Kanton Wallis führt eine Liste mit 300 Vermissten
Im schweizerischen Wallis laufen die Ermittlungen in solchen Fällen bei der Kantonspolizei zusammen. „Letztlich sind es nicht einfach nur Knochen, es sind Überreste von Menschen. Wir wollen ihnen einen Namen zuweisen können, damit man die Familie über den Fund des Vermissten informieren kann. Manchmal ist das Jahrzehnte nach dessen Verschwinden“, erklärt Polizeisprecher Stève Léger.
Die Behörden in dem eidgenössischen Kanton führen seit 1925 eine Liste mit vermissten Personen. Darauf stehen aktuell die Namen von rund 300 Menschen. Bis zu zwei Drittel dieser Vermissten würden in den Bergen und Gletschern liegen, sagt Léger. Bei einem Knochenfund kann mit Hilfe der Daten ein erster Standortabgleich durchgeführt und die Liste eingegrenzt werden.

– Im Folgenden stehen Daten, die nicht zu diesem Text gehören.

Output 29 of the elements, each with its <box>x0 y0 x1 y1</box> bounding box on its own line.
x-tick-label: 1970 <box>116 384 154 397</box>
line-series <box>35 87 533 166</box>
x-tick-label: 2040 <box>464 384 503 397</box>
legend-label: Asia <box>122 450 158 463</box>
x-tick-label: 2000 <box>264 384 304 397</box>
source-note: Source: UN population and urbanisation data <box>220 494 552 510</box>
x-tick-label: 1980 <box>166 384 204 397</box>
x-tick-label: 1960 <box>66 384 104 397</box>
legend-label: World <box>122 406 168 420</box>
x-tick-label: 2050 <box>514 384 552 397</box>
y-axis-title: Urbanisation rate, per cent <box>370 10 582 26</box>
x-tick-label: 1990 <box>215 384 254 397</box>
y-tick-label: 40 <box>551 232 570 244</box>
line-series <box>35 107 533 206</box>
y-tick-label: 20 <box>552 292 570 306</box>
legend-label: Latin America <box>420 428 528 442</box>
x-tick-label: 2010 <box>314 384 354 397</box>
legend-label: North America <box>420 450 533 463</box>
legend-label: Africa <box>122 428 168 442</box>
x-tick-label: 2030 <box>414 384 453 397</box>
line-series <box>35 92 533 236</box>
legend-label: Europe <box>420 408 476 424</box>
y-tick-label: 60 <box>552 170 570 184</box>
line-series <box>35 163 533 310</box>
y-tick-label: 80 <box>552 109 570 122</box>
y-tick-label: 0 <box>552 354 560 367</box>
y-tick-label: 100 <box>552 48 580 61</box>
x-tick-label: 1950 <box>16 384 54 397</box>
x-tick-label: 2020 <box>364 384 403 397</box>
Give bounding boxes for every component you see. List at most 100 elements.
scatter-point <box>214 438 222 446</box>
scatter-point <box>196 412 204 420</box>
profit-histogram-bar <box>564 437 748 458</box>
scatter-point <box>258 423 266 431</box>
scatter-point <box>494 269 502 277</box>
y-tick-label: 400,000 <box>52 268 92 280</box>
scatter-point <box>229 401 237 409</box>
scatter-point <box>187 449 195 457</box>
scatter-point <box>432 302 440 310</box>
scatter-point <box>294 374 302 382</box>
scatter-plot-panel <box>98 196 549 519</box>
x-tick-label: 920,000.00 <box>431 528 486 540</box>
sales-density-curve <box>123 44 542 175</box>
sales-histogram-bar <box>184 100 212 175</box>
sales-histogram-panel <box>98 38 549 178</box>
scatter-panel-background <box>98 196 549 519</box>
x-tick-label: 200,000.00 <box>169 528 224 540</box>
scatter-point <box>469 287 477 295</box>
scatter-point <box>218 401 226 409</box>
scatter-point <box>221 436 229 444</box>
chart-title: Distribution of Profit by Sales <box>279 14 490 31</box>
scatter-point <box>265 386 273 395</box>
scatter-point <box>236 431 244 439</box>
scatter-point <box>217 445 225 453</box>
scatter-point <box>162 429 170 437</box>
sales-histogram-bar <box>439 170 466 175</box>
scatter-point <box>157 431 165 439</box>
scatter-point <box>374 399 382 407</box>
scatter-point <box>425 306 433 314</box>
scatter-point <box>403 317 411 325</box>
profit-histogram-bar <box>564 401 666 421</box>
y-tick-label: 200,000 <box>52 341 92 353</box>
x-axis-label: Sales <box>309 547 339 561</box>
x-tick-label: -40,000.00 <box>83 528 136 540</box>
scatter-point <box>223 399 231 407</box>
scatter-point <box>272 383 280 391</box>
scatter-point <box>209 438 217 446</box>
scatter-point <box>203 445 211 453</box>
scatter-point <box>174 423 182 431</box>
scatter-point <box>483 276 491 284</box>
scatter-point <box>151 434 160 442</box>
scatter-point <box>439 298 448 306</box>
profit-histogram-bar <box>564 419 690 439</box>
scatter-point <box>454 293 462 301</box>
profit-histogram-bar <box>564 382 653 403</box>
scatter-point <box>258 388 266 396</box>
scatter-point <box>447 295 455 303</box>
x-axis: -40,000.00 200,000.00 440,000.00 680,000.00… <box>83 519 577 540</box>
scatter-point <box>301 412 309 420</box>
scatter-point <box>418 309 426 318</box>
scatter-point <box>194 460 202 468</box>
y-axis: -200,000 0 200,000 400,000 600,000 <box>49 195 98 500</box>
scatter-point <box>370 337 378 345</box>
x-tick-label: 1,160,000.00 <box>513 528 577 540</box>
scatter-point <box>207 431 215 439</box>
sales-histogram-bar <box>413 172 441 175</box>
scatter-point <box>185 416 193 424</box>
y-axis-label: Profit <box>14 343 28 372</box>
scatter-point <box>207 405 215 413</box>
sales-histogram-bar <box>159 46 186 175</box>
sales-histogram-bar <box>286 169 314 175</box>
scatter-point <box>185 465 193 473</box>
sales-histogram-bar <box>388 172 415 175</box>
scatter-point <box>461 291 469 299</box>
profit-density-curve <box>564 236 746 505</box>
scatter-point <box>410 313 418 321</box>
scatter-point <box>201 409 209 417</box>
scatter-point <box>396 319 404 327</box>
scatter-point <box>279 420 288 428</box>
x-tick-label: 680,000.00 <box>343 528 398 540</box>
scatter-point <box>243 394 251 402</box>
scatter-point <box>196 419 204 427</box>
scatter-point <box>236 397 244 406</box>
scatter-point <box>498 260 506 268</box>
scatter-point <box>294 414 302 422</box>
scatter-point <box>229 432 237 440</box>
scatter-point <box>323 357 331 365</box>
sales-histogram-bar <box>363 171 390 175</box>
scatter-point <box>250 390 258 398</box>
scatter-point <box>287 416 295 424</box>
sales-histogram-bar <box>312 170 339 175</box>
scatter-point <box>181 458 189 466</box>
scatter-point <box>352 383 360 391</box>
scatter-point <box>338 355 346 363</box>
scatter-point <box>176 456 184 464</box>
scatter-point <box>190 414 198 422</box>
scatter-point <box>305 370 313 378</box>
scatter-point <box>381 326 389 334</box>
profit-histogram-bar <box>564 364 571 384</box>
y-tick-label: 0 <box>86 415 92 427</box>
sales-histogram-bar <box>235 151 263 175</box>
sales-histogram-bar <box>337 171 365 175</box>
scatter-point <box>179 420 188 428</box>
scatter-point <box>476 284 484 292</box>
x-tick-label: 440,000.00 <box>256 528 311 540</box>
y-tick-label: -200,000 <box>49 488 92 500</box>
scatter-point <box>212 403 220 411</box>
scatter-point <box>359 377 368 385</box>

Forensiker identifizieren die Überreste
Mit den Knochenfunden befasst sich auch die Rechtsmedizin. Um die Überreste zu bestimmen, werden drei forensische Methoden angewendet:
- der DNA-Vergleich
- die zahnärztliche Identifizierung
- die radiologische Identifizierung
Bei letzterer Methode werden laut der Rechtsmedizinerin Pia Genet die radiologischen Personendaten vor dem Tod der Person mit den Daten der toten Person verglichen. Je älter die menschlichen Überreste sind, desto schwieriger gestaltet sich die Identifikation. Bei Vermisstenfällen der jüngeren Vergangenheit erleichtert vor allem die Erbgutanalyse – also eine DNA-Probe von engen Angehörigen – die Nachforschungen.
Auch Fundstücke wie persönliche Gegenstände, die der oder die Tote bei sich tragen helfen bei der Lösung des Identitätsrätsels. Der Fundort wird dafür von den Ermittlern akribisch abgesucht.